Farm business structures: Tenancy Agreements

Farming families are becoming increasingly aware of the importance of reviewing their business structures, as well as their personal affairs.

More and more are taking professional advice. Unfortunately, there are a number of circumstances where failure to review affairs has resulted in taxation which could possibly be avoided. For those left after the death of a loved one, this can cause significant difficulties emotionally and financially. One such area often overlooked is the review of any farm licence or lease.

Reviewing tenancies is fundamental. Whenever farming businesses are being reviewed, whether considering and signing off the annual accounts, succession or otherwise, such tenancies must not be forgotten. Identifying the type of tenancy and ascertaining the tenant’s occupational right is the starting point. Let property can qualify for Inheritance Tax Relief in the form of Agricultural Property Relief. However, this valuable benefit may be lost if the agricultural activity is no longer carried out. Increasingly, HM Revenue and Customs looks closely at tenancies to ensure that the land is still occupied for agricultural purposes. It often requires evidence that extends beyond any agreement.

The type of tenancy also affects the tax position. For example, an Agricultural Holdings Act Tenancy only attracts 50% Agricultural Property Relief and not 100%, as will be the case with the use of a Farm Business Tenancy or Share Farming Agreement. 

Of course, for a tenant of Agricultural Holdings Act (AHA) tenancy there are a number of benefits. These come mainly in the form of succession and protection.
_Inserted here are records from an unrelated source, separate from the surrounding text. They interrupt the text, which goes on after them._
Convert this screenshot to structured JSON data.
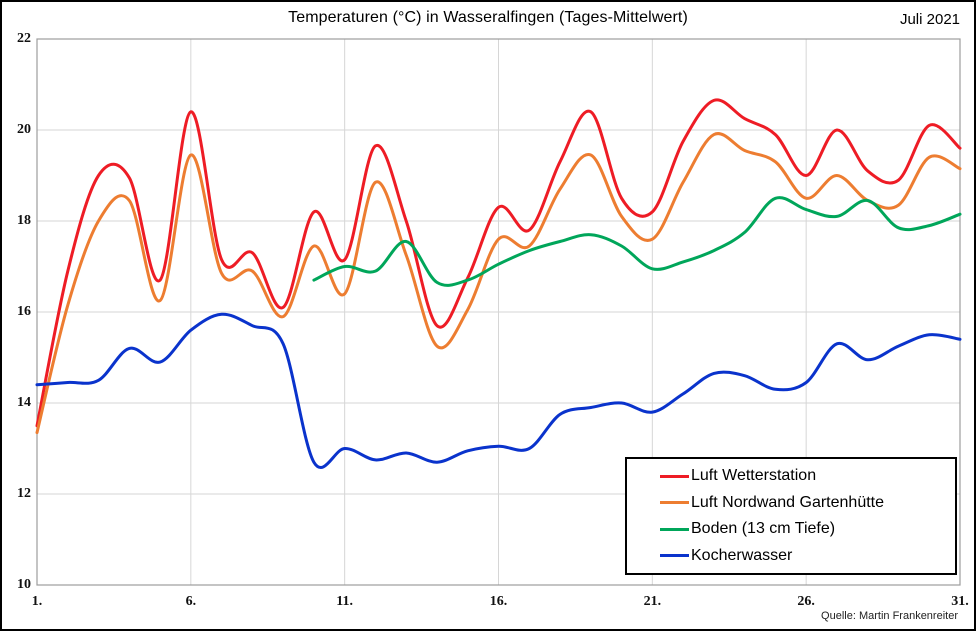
{
  "title": "Temperaturen (°C) in Wasseralfingen (Tages-Mittelwert)",
  "period_label": "Juli 2021",
  "source": "Quelle: Martin Frankenreiter",
  "axes": {
    "y_tick_labels": [
      "22",
      "20",
      "18",
      "16",
      "14",
      "12",
      "10"
    ],
    "x_tick_labels": [
      "1.",
      "6.",
      "11.",
      "16.",
      "21.",
      "26.",
      "31."
    ]
  },
  "colors": {
    "grid": "#d6d6d6",
    "plot_border": "#9c9c9c",
    "outer_border": "#000000"
  },
  "chart_data": {
    "type": "line",
    "xlabel": "",
    "ylabel": "",
    "x": [
      1,
      2,
      3,
      4,
      5,
      6,
      7,
      8,
      9,
      10,
      11,
      12,
      13,
      14,
      15,
      16,
      17,
      18,
      19,
      20,
      21,
      22,
      23,
      24,
      25,
      26,
      27,
      28,
      29,
      30,
      31
    ],
    "x_ticks": [
      1,
      6,
      11,
      16,
      21,
      26,
      31
    ],
    "x_tick_labels": [
      "1.",
      "6.",
      "11.",
      "16.",
      "21.",
      "26.",
      "31."
    ],
    "xlim": [
      1,
      31
    ],
    "y_ticks": [
      10,
      12,
      14,
      16,
      18,
      20,
      22
    ],
    "ylim": [
      10,
      22
    ],
    "grid": true,
    "legend_position": "inside-bottom-right",
    "series": [
      {
        "name": "Luft Wetterstation",
        "color": "#ee1c25",
        "values": [
          13.5,
          16.9,
          19.0,
          18.95,
          16.7,
          20.4,
          17.15,
          17.3,
          16.1,
          18.2,
          17.15,
          19.65,
          18.0,
          15.7,
          16.75,
          18.3,
          17.8,
          19.3,
          20.4,
          18.5,
          18.2,
          19.75,
          20.65,
          20.25,
          19.9,
          19.0,
          20.0,
          19.1,
          18.9,
          20.1,
          19.6
        ]
      },
      {
        "name": "Luft Nordwand Gartenhütte",
        "color": "#ed7d31",
        "values": [
          13.35,
          16.15,
          18.0,
          18.45,
          16.25,
          19.45,
          16.85,
          16.9,
          15.9,
          17.45,
          16.4,
          18.85,
          17.25,
          15.25,
          16.05,
          17.6,
          17.45,
          18.7,
          19.45,
          18.1,
          17.6,
          18.85,
          19.9,
          19.55,
          19.3,
          18.5,
          19.0,
          18.45,
          18.35,
          19.4,
          19.15
        ]
      },
      {
        "name": "Boden (13 cm Tiefe)",
        "color": "#00a65a",
        "values": [
          null,
          null,
          null,
          null,
          null,
          null,
          null,
          null,
          null,
          16.7,
          17.0,
          16.9,
          17.55,
          16.65,
          16.7,
          17.05,
          17.35,
          17.55,
          17.7,
          17.45,
          16.95,
          17.1,
          17.35,
          17.75,
          18.5,
          18.25,
          18.1,
          18.45,
          17.85,
          17.9,
          18.15
        ]
      },
      {
        "name": "Kocherwasser",
        "color": "#0a33cc",
        "values": [
          14.4,
          14.45,
          14.5,
          15.2,
          14.9,
          15.6,
          15.95,
          15.7,
          15.3,
          12.7,
          13.0,
          12.75,
          12.9,
          12.7,
          12.95,
          13.05,
          13.0,
          13.75,
          13.9,
          14.0,
          13.8,
          14.2,
          14.65,
          14.6,
          14.3,
          14.45,
          15.3,
          14.95,
          15.25,
          15.5,
          15.4
        ]
      }
    ]
  }
}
Surrendering an AHA Tenancy and putting a Farming Business Tenancy in place would increase a landlord’s Inheritance Tax position, but in reality this is often unacceptable to a tenant without some means of compensation giving up those substantial rights. Further, other taxes have to be considered such as Capital Gains Tax and, on occasions, Stamp Duty Land Tax.

There are, however, alternatives enabling tenancies to be changed whilst still offering the same protection under the Agricultural Holdings Act. 
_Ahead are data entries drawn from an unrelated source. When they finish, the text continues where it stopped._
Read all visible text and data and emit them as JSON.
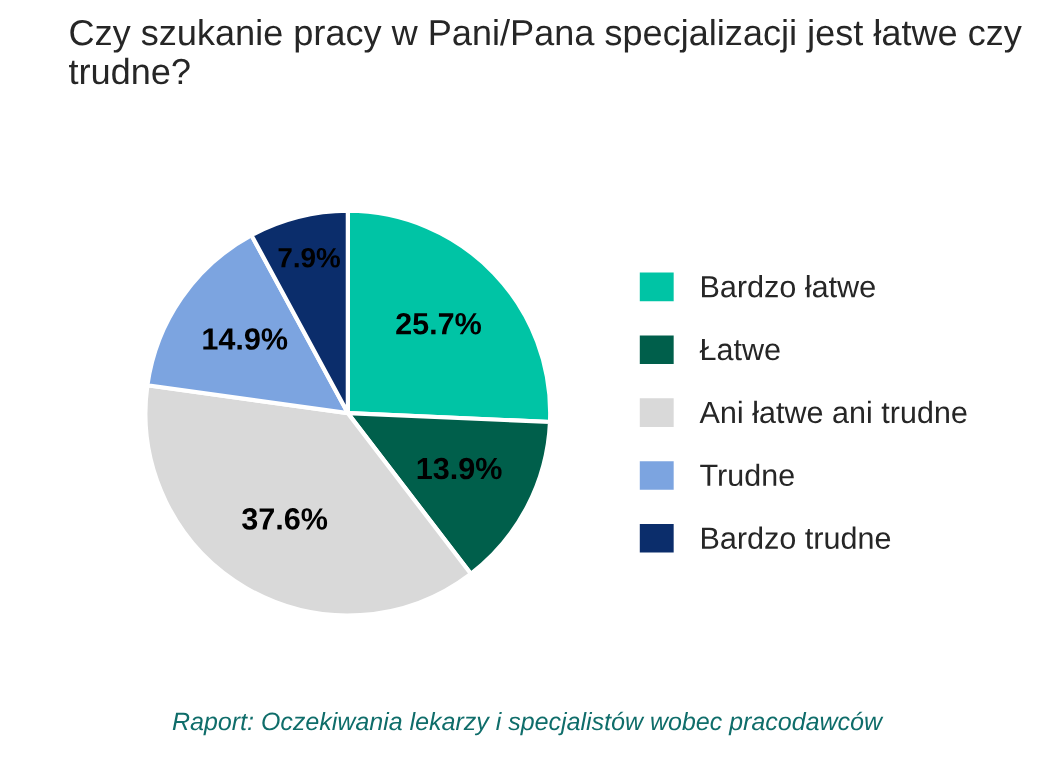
{
  "chart_data": {
    "type": "pie",
    "title": "Czy szukanie pracy w Pani/Pana specjalizacji jest łatwe czy trudne?",
    "categories": [
      "Bardzo łatwe",
      "Łatwe",
      "Ani łatwe ani trudne",
      "Trudne",
      "Bardzo trudne"
    ],
    "values": [
      25.7,
      13.9,
      37.6,
      14.9,
      7.9
    ],
    "colors": [
      "#00c4a5",
      "#005f4b",
      "#d9d9d9",
      "#7ca4e0",
      "#0b2d6b"
    ],
    "value_labels": [
      "25.7%",
      "13.9%",
      "37.6%",
      "14.9%",
      "7.9%"
    ],
    "legend": "right",
    "annotations": [
      "Raport: Oczekiwania lekarzy i specjalistów wobec pracodawców"
    ]
  }
}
In conclusion, tax implications of tenancies, regardless of whether they are Agricultural Holdings Act Tenancies or Farm Business Tenancies, must not be ignored. The ramifications for the landlord and the tenant could be significant. It is equally as important, having reviewed the tenancy arrangements, that any updated agreements do not have adverse effects on other areas of tax planning. A review, therefore, does involve the need for both legal and tax professionals working together. Hopefully a little time and money spent reviewing affairs will reap significant benefit upon the death of the landlord or tenant.

The contents of this article are intended for general information purposes only and shall not be deemed to be, or constitute legal advice. We cannot accept responsibility for any loss as a result of acts or omissions taken in respect of this article.